Prima di pensare alla linea maginot sarebbe meglio pensare al minutaggio/turnover del giocatore e segnarsi partita per partita i placcaggi subiti/assestati che gli infortuni, salvo casi estremi, non nascono dal nulla; forse l’hanno già pensato ma non so se viene applicato visto le % sopra riportate.
Esatto! Era quello che mi stavo domandando io: La concussion è subita dal placcato perché riceve un placcaggio alto, o dal difensore che placcando con la spalla sbagliata va a prendere una bella botta tra capo e collo?
Più placchi in alto e quindi vi applichi la forza aumento il momento rispetto al baricentro del corpo e quindi l’accelerazione.
basta riportare un po’ indietro le regole e il gioco rallenta, la difesa non è più così fitta e non si fa più a sportellate, ma si gioca a rugby e tutto torna nella norma…
ma forse è meno televisivo
#1500kilipossono bastare… e poi arriviamo pure a 1400…
a chi piace vedre gli scontri tra bufali si guardi il football americano…
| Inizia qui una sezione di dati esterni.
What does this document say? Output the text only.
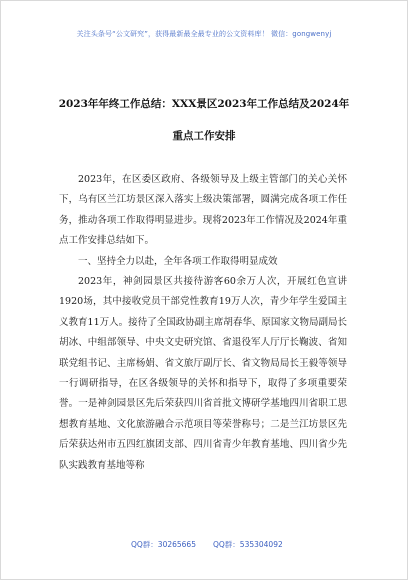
关注头条号“公文研究”，获得最新最全最专业的公文资料库！ 微信：gongwenyj
2023年年终工作总结：XXX景区2023年工作总结及2024年
重点工作安排

2023年，在区委区政府、各级领导及上级主管部门的关心关怀下，乌有区兰江坊景区深入落实上级决策部署，圆满完成各项工作任务，推动各项工作取得明显进步。现将2023年工作情况及2024年重点工作安排总结如下。

一、坚持全力以赴，全年各项工作取得明显成效

2023年，神剑园景区共接待游客60余万人次，开展红色宣讲1920场，其中接收党员干部党性教育19万人次，青少年学生爱国主义教育11万人。接待了全国政协副主席胡春华、原国家文物局副局长胡冰、中组部领导、中央文史研究馆、省退役军人厅厅长鞠波、省知联党组书记、主席杨娟、省文旅厅副厅长、省文物局局长王毅等领导一行调研指导，在区各级领导的关怀和指导下，取得了多项重要荣誉。一是神剑园景区先后荣获四川省首批文博研学基地四川省职工思想教育基地、文化旅游融合示范项目等荣誉称号；二是兰江坊景区先后荣获达州市五四红旗团支部、四川省青少年教育基地、四川省少先队实践教育基地等称

QQ群：30265665 QQ群：535304092
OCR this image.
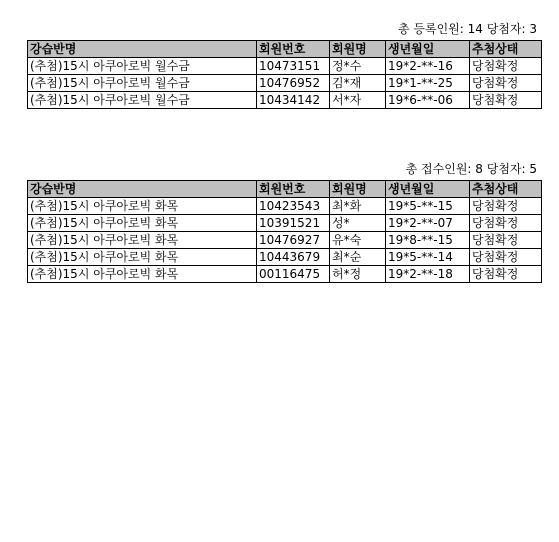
총 등록인원: 14 당첨자: 3
강습반명	회원번호	회원명	생년월일	추첨상태
(추첨)15시 아쿠아로빅 월수금	10473151	정*수	19*2-**-16	당첨확정
(추첨)15시 아쿠아로빅 월수금	10476952	김*재	19*1-**-25	당첨확정
(추첨)15시 아쿠아로빅 월수금	10434142	서*자	19*6-**-06	당첨확정
총 접수인원: 8 당첨자: 5
강습반명	회원번호	회원명	생년월일	추첨상태
(추첨)15시 아쿠아로빅 화목	10423543	최*화	19*5-**-15	당첨확정
(추첨)15시 아쿠아로빅 화목	10391521	성*	19*2-**-07	당첨확정
(추첨)15시 아쿠아로빅 화목	10476927	유*숙	19*8-**-15	당첨확정
(추첨)15시 아쿠아로빅 화목	10443679	최*순	19*5-**-14	당첨확정
(추첨)15시 아쿠아로빅 화목	00116475	허*정	19*2-**-18	당첨확정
…e se ci fosse lo zampino di Eddie Jones, che dopo la fox vuole togliersi dai piedi i placcaggi ad imbragare irlandesi, ormai marchio di fabbrica del trifoglio? 🙂 😉
argomento interessante e delicato.
La soluzione non è nel mettere il caschetto come nel football amaricano, i dati sui “danni cerebrali” residuati agli ex giocatori di questo sport è spaventoso, negli States non riescono a trovare una soluzione perché il flusso di denaro che gira intorno al football americano è spaventoso, uno spot pubblicitario di pochissimi secondi durante il “Super Bowl” è costosissimo.